Toutefois, certaines associations ont simplement vu, en l’article du journal français, une menace sur l’héritage d’un pan peu glorieux de l’Histoire. Et une violation de la loi. Patrick Karam, Président du Collectif des Antillais, Guyanais, Réunionnais, a ainsi dénoncé sur le site une mesure qui va à l’encontre la loi de 2001 visant à « améliorer la recherche, la connaissance et la diffusion sur la traite négrière et l’esclavage et leur donner la place conséquente qu’ils méritent ». Afrikara désigne quant à lui l’entorse au Code de déontologie dont les articles 6 et 7 « contribuent à asseoir légalement et moralement la mobilisation pour une interdiction de la vente des documents historiques sur la traite négrière », ajoute l’association. L’association estime par ailleurs que « la vente des manuscrits est aujourd’hui l’ultime phase d’exploitation du lucratif filon négrier ».

La tension, la colère même, était tout aussi palpable chez le Collectif des Antillais, Guyanais, Réunionnais, qui voulait saisir les ministères de la Culture et de l’Outre Mer. Il appelait, comme plusieurs autres associations, à un « rassemblement mercredi 12 au matin, avant 10h pour réagir à l’exposition des objets et archives à la Maison de vente Chenu-Scrive-Bérard, 6, rue Marcel-Rivière, 69002 Lyon », peut-on lire sur leur site. De son côté, Afrikara expliquait dans un communiqué, que nous avons reçu ce lundi, vouloir « alerter l’opinion publique et les décideurs, Mme Taubira (députée de la Guyane, ndlr), et autres parties responsables et visibles pour obtenir l’interdiction ou au moins la suspension de la vente des archives de la traite négrière ».

Lyon. Le lieu même de la vente a suscité, pour certains, une spéculation. Pour Afrikara, le choix de cette ville n’était pas anodin : « Les villes de provinces sont plus tranquilles que la capitale, et une manifestation politique et revendicative de personnes à Lyon ne pouvait guère défrayer la chronique », indique Ze Belinga l’un des pères de l’association.

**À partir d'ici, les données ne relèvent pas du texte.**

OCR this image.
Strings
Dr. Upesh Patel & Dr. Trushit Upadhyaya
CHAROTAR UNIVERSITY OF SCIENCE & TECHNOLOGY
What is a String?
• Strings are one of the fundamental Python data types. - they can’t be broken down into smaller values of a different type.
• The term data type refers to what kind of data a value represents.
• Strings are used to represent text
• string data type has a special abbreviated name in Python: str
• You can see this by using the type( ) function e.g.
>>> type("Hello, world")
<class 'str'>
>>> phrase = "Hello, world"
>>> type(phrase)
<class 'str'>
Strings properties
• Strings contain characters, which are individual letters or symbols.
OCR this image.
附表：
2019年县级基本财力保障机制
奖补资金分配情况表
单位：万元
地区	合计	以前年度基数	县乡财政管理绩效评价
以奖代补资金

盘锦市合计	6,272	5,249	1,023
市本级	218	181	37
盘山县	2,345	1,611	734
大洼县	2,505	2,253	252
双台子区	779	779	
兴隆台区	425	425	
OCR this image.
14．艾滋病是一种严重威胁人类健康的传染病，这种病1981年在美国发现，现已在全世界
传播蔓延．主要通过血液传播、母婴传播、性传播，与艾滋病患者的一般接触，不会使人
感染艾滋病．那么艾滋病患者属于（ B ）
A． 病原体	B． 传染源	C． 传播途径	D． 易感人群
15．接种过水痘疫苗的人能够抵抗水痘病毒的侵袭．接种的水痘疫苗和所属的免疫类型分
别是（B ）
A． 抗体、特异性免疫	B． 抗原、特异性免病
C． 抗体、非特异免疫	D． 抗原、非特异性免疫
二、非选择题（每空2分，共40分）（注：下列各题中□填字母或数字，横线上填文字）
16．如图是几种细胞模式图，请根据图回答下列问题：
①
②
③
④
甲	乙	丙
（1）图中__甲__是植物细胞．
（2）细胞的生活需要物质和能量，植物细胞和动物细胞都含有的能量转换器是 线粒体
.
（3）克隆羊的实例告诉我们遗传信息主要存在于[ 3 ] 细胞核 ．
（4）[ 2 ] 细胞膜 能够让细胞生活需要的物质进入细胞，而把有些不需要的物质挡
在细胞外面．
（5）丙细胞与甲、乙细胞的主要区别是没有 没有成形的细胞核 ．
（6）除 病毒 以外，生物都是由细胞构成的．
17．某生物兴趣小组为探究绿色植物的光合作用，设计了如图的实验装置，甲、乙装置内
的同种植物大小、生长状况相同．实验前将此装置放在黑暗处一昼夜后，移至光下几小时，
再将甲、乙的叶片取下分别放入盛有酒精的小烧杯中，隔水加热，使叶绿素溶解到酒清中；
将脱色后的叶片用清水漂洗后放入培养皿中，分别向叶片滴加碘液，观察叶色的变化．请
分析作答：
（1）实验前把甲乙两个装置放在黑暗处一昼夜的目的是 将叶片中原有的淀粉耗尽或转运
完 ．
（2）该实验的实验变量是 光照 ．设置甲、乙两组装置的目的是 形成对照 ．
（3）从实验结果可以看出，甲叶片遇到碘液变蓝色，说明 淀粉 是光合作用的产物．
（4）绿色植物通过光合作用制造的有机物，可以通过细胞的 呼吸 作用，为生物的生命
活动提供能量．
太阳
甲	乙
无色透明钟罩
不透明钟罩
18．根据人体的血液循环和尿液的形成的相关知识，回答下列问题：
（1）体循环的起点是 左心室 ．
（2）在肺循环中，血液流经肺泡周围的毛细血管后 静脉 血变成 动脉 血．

Une manifestation mettrait en péril la sauvegarde des documents

Au final, des responsables associatifs ont contacté Alain Ajasse, dont le nom est cité comme contact pour ces enchères, pour protester. « L’un des interlocuteurs s’est montré très agressif et refusait d’entendre ce que je lui expliquais. J’ai fini par lui dire que ce n’était pas moi qui vendais, que je n’y étais pour rien et qu’il devait contacter le commissaire priseur », raconte l’expert.

Et de mettre en garde contre la tenue de la manifestation : « Si elle est maintenue, les enchères risquent d’être suspendues et les documents seront remis à leurs propriétaires, qui les vendront alors sur le marché parallèle ou les brûleront ». Une responsable du Collectif des Antillais, Guyanais, Réunionnais explique que la tenue ou non de la manifestation fait l’objet de discussions au sommet, « les choses n’étant pas très claires ». Une fois les enchères terminées, si elles ont bien lieu, les archives seront visibles par le public à Bordeaux, Nantes ou encore Paris, selon l’origine des armateurs. Un choix stratégique pour éviter la surcharge des archives nationales en renvoyant les documents aux archives locales.